ATP Concentration and Soil Respiration at Reduced Water Potentials in Arid Soils
Soil Science Society of America Journal
Adenosine triphosphate (ATP) concentrations and soil respiration rates of two arid and one subalpine forest soil were evaluated as a function of water potential (ψw) in the range −2 to −100 bars. Water potential was determined by thermocouple psychrometry, CO2 release from soil by titrimetry; ATP was extracted from soil with cold sulfuric acid and assayed by luciferin-luciferase methology.
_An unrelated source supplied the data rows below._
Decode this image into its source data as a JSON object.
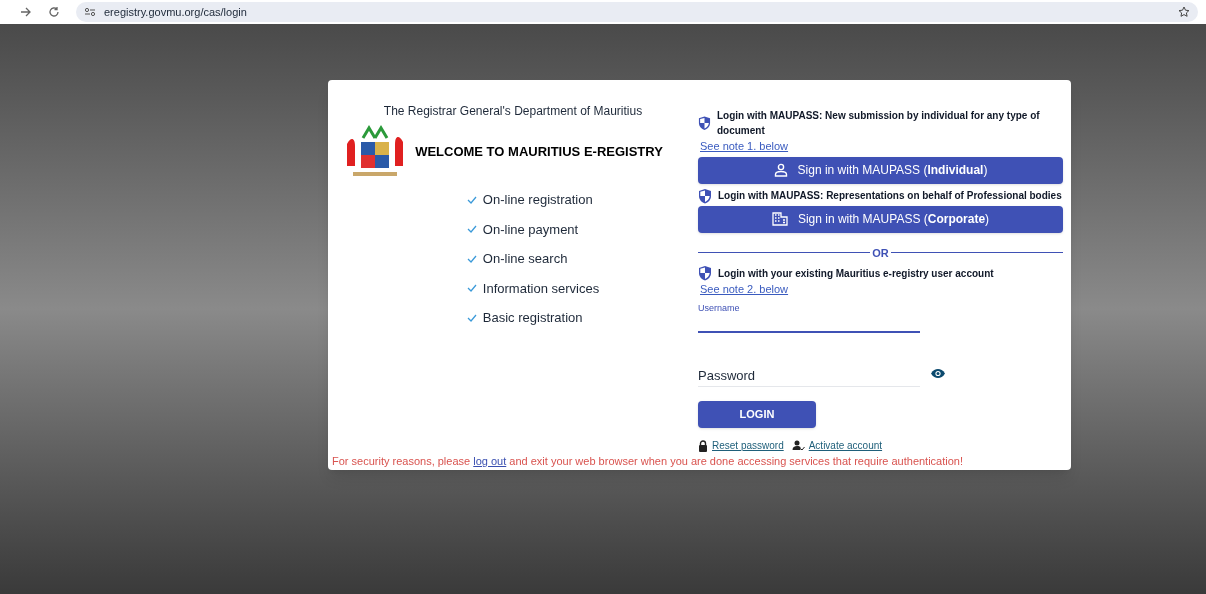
{
  "browser": {
    "url": "eregistry.govmu.org/cas/login"
  },
  "left": {
    "department": "The Registrar General's Department of Mauritius",
    "welcome": "WELCOME TO MAURITIUS E-REGISTRY",
    "features": [
      "On-line registration",
      "On-line payment",
      "On-line search",
      "Information services",
      "Basic registration"
    ]
  },
  "right": {
    "sections": [
      {
        "heading": "Login with MAUPASS: New submission by individual for any type of document",
        "note": "See note 1. below",
        "button": {
          "kind": "person",
          "label": "Sign in with MAUPASS (**Individual**)"
        }
      },
      {
        "heading": "Login with MAUPASS: Representations on behalf of Professional bodies",
        "button": {
          "kind": "building",
          "label": "Sign in with MAUPASS (**Corporate**)"
        }
      }
    ],
    "divider": "OR",
    "account": {
      "heading": "Login with your existing Mauritius e-registry user account",
      "note": "See note 2. below"
    },
    "username": {
      "label": "Username"
    },
    "password": {
      "placeholder": "Password"
    },
    "login_button": "LOGIN",
    "links": [
      {
        "kind": "lock",
        "label": "Reset password"
      },
      {
        "kind": "user-check",
        "label": "Activate account"
      }
    ]
  },
  "notice": {
    "before": "For security reasons, please",
    "link": "log out",
    "after": "and exit your web browser when you are done accessing services that require authentication!"
  }
}
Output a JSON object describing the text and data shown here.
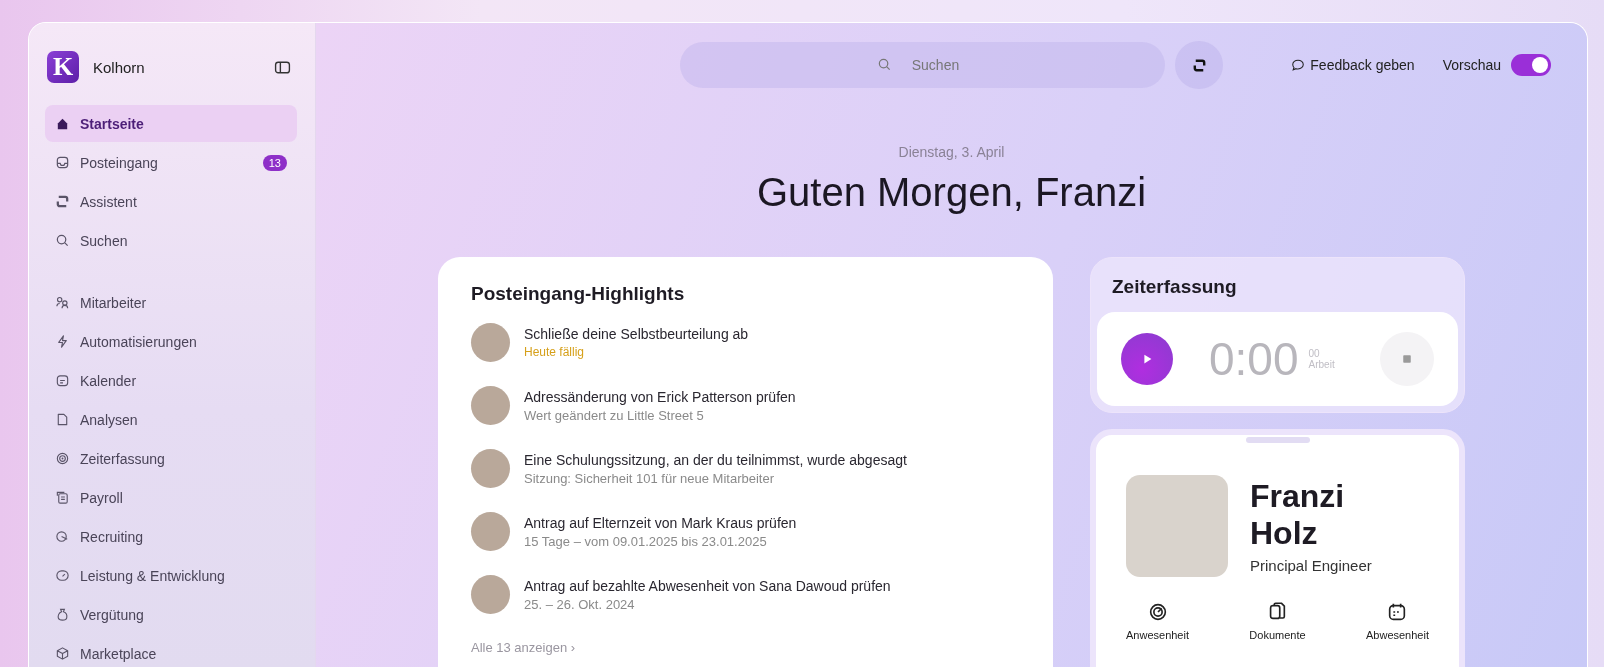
{
  "sidebar": {
    "brand": {
      "logo_letter": "K",
      "name": "Kolhorn"
    },
    "sections": [
      {
        "items": [
          {
            "label": "Startseite",
            "selected": true
          },
          {
            "label": "Posteingang",
            "selected": false,
            "badge": "13"
          },
          {
            "label": "Assistent",
            "selected": false
          },
          {
            "label": "Suchen",
            "selected": false
          }
        ]
      },
      {
        "items": [
          {
            "label": "Mitarbeiter",
            "selected": false
          },
          {
            "label": "Automatisierungen",
            "selected": false
          },
          {
            "label": "Kalender",
            "selected": false
          },
          {
            "label": "Analysen",
            "selected": false
          },
          {
            "label": "Zeiterfassung",
            "selected": false
          },
          {
            "label": "Payroll",
            "selected": false
          },
          {
            "label": "Recruiting",
            "selected": false
          },
          {
            "label": "Leistung & Entwicklung",
            "selected": false
          },
          {
            "label": "Vergütung",
            "selected": false
          },
          {
            "label": "Marketplace",
            "selected": false
          }
        ]
      }
    ]
  },
  "topbar": {
    "search": {
      "placeholder": "Suchen"
    },
    "feedback": "Feedback geben",
    "preview": {
      "label": "Vorschau",
      "on": true
    }
  },
  "greeting": {
    "date": "Dienstag, 3. April",
    "title": "Guten Morgen, Franzi"
  },
  "inbox": {
    "title": "Posteingang-Highlights",
    "items": [
      {
        "title": "Schließe deine Selbstbeurteilung ab",
        "subtitle": "Heute fällig",
        "kind": "due"
      },
      {
        "title": "Adressänderung von Erick Patterson prüfen",
        "subtitle": "Wert geändert zu Little Street 5",
        "kind": "detail"
      },
      {
        "title": "Eine Schulungssitzung, an der du teilnimmst, wurde abgesagt",
        "subtitle": "Sitzung: Sicherheit 101 für neue Mitarbeiter",
        "kind": "detail"
      },
      {
        "title": "Antrag auf Elternzeit von Mark Kraus prüfen",
        "subtitle": "15 Tage – vom 09.01.2025 bis 23.01.2025",
        "kind": "detail"
      },
      {
        "title": "Antrag auf bezahlte Abwesenheit von Sana Dawoud prüfen",
        "subtitle": "25. – 26. Okt. 2024",
        "kind": "detail"
      }
    ],
    "show_all": "Alle 13 anzeigen",
    "show_all_arrow": "›"
  },
  "time_tracking": {
    "title": "Zeiterfassung",
    "time": "0:00",
    "seconds": "00",
    "label": "Arbeit"
  },
  "profile": {
    "name": "Franzi Holz",
    "role": "Principal Engineer",
    "actions": [
      {
        "label": "Anwesenheit"
      },
      {
        "label": "Dokumente"
      },
      {
        "label": "Abwesenheit"
      }
    ]
  }
}
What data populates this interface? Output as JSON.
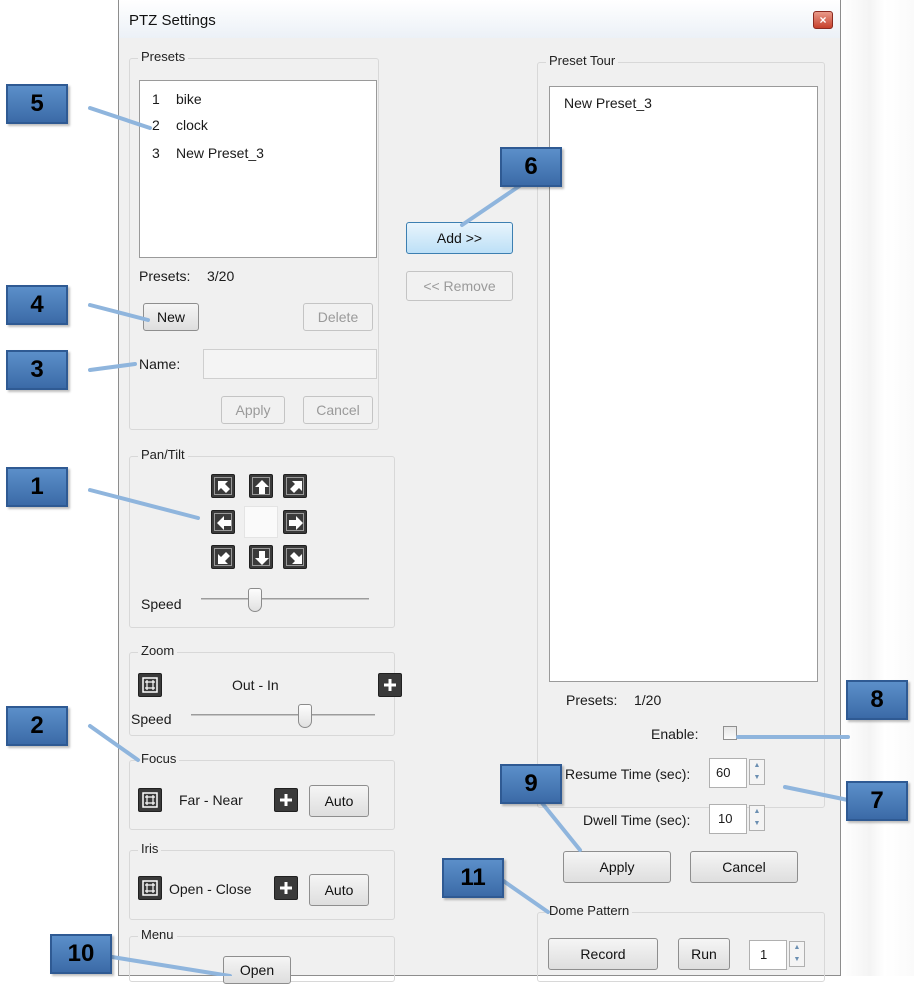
{
  "window": {
    "title": "PTZ Settings",
    "close_glyph": "×"
  },
  "presets": {
    "group_label": "Presets",
    "items": [
      {
        "num": "1",
        "name": "bike"
      },
      {
        "num": "2",
        "name": "clock"
      },
      {
        "num": "3",
        "name": "New Preset_3"
      }
    ],
    "count_label": "Presets:",
    "count_value": "3/20",
    "new_label": "New",
    "delete_label": "Delete",
    "name_label": "Name:",
    "name_value": "",
    "apply_label": "Apply",
    "cancel_label": "Cancel"
  },
  "transfer": {
    "add_label": "Add >>",
    "remove_label": "<< Remove"
  },
  "preset_tour": {
    "group_label": "Preset Tour",
    "items": [
      "New Preset_3"
    ],
    "count_label": "Presets:",
    "count_value": "1/20",
    "enable_label": "Enable:",
    "enable_checked": false,
    "resume_label": "Resume Time (sec):",
    "resume_value": "60",
    "dwell_label": "Dwell Time (sec):",
    "dwell_value": "10",
    "apply_label": "Apply",
    "cancel_label": "Cancel"
  },
  "pan_tilt": {
    "group_label": "Pan/Tilt",
    "speed_label": "Speed",
    "speed_level": 0.32
  },
  "zoom": {
    "group_label": "Zoom",
    "range_label": "Out - In",
    "speed_label": "Speed",
    "speed_level": 0.62
  },
  "focus": {
    "group_label": "Focus",
    "range_label": "Far - Near",
    "auto_label": "Auto"
  },
  "iris": {
    "group_label": "Iris",
    "range_label": "Open - Close",
    "auto_label": "Auto"
  },
  "menu": {
    "group_label": "Menu",
    "open_label": "Open"
  },
  "dome_pattern": {
    "group_label": "Dome Pattern",
    "record_label": "Record",
    "run_label": "Run",
    "pattern_value": "1"
  },
  "callouts": [
    "1",
    "2",
    "3",
    "4",
    "5",
    "6",
    "7",
    "8",
    "9",
    "10",
    "11"
  ],
  "colors": {
    "callout_fill": "#4a7dbb",
    "callout_border": "#2f5a93",
    "accent": "#3c7fb1",
    "leader": "#6f9fd1"
  }
}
ATP concentrations increased in the ψw range −2 to −20 bars in the arid soils and was negatively correlated (r^2 = 0.92) with exponential decreases in respiration rates for the same ψw range. In the subalpine forest soil, the highest ATP concentration was at the highest measured water potential (−2 bars) and decreased with decreasing respiration rates (r^2 = 0.93) and decreasing ψw values. It was concluded that the soil microflora may exhibit diverse physiological responses to water and, consequently, to available carbon-source induced stresses in soils from environmentally different areas.
Knight, W.G. and J. Skujins (1981). ATP concentration and soil respiration at reduced water potentials in arid soils. Soil Sci. Soc. Am. J. 45(3):657-660.